Буденный усмехнулся в усы, стрельнул весело лукавыми глазами и, махнув на прощание рукой, пошел куда-то по коридору. Вслед ему из-за многих дверей слышалось как неустанное эхо, шарахающееся от крашеных стен:
– Здравия желаю, товарищ маршал… Здравия желаю… Желаю… Желаю…
Звонко хлопали каблуки, а, порой, звенели шпоры. Бывший командарм ввел франтоватую моду на кавалерийский шик и в своем сугубо штабном ведомстве.
Кроме Павла, на часах у приемной стояло еще трое военных, тоже поставленных тут от НКВД. Они все меняли друг друга и на первых порах общались мало. Знакомы были только по именам и фамилиям – Степан Павшин, Родион Колюшкин и Иван Турчинин. Колюшкин и Турчинин были уже сверхсрочниками, а Павшину еще оставалось два года службы на действительной. Из всех самым младшим был Павел Тарасов, потому что на службу он напросился когда-то у помощника тамбовского военкома в девятнадцать лет, а эти все шли с двадцати одного. Но Павел был всех выше и крепче, и лишь его почему-то больше всех выделял маршал. Это было странно, но Павел уже стал привыкать к тому, что удача ступает к нему по вдруг неожиданно открывающимся дорогам. Он не догадывался, что все дело в его характере, тихом и верном, в особенном, простоватом обаянии, идущем от врожденной бесхитростности. Это чувствовали другие, сильные люди, они понимали в глубине души, что на такого можно положиться, на такого можно опереться, и что с ним, как потерять что-нибудь, так и найти не грех.

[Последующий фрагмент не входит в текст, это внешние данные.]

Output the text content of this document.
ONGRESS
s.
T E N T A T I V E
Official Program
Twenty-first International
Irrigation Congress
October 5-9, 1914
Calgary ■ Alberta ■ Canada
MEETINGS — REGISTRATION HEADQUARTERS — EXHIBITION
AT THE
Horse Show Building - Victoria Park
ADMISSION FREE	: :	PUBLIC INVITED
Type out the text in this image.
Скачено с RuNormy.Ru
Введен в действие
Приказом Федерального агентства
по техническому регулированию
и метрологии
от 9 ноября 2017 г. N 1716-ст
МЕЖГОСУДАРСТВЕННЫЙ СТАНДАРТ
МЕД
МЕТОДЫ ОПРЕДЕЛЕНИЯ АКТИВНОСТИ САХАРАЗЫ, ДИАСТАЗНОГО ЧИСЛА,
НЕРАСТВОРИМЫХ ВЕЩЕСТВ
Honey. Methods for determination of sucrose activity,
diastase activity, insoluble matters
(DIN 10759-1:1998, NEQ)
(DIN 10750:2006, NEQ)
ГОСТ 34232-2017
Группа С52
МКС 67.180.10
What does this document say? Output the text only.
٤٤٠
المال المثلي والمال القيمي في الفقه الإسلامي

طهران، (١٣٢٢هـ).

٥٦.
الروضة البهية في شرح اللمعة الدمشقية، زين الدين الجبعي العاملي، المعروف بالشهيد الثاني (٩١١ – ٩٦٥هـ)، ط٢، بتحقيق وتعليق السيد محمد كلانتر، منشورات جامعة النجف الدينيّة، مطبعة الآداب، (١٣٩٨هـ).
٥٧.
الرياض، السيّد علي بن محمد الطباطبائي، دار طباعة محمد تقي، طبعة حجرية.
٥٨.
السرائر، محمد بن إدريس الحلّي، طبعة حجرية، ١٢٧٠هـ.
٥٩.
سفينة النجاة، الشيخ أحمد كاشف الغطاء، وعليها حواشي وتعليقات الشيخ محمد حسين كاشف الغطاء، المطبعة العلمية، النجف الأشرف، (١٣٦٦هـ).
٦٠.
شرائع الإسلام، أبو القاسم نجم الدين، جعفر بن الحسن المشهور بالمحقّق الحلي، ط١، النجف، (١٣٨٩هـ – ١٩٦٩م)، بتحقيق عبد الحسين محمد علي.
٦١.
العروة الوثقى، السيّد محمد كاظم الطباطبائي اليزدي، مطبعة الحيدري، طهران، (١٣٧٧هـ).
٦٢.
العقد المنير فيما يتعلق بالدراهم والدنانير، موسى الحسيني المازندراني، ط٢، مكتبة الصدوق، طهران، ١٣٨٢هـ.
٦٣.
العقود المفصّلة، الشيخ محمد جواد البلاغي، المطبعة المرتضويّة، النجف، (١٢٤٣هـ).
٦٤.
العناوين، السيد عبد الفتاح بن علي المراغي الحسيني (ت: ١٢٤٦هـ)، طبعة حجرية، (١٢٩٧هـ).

Хотя о той самой «бесхитростности» он сам думал иначе. Он ее стеснялся, потому что не верил, что столь уж искренен во всем. Да вот, например, как объяснить его побег из Лыкино, чтобы не нести на плечах весь груз забот о сестрах и матери? Бежал-то как будто не в те места, где можно наслаждаться бездельем на ряду с безответственностью, а как раз наоборот – на рисковую пограничную службу, возможно, даже к самому черту в зубы. Это ведь просто повезло, а так всё могло сложиться иначе. И все же именно в этом Павел видел скрытый интерес для своей личной выгоды – мол, рискнул, поставил на горячее, на острое, а выпала ему удача, выигрыш выпал. Да какой! Потому и краснел он, когда кто-нибудь почти упрекал его в добродушии и в бесхитростности. Казалось, дважды обманывает людей. Он не понимал, что в этом его смущении как раз и состояло искупление вины за тот побег из Лыкино, потому что внутри себя он не был слеп и глух, а то, что он осознавал без всяких внешних шор, трепало его память, а та, в свою очередь, бередила совесть. Но пойми он это, оно бы сразу стало частью его хитрости. Вот такое коварство ума, вот такое препарирование души как раз для Павла было чуждо, а потому он имел шанс так и остаться в девственном неведении о своем истинном характере. Слишком сложным было это, казалось бы, домотканое полотно, в котором он когда-то сделал свои неловкие стежки и теперь стеснялся его несвежего вида.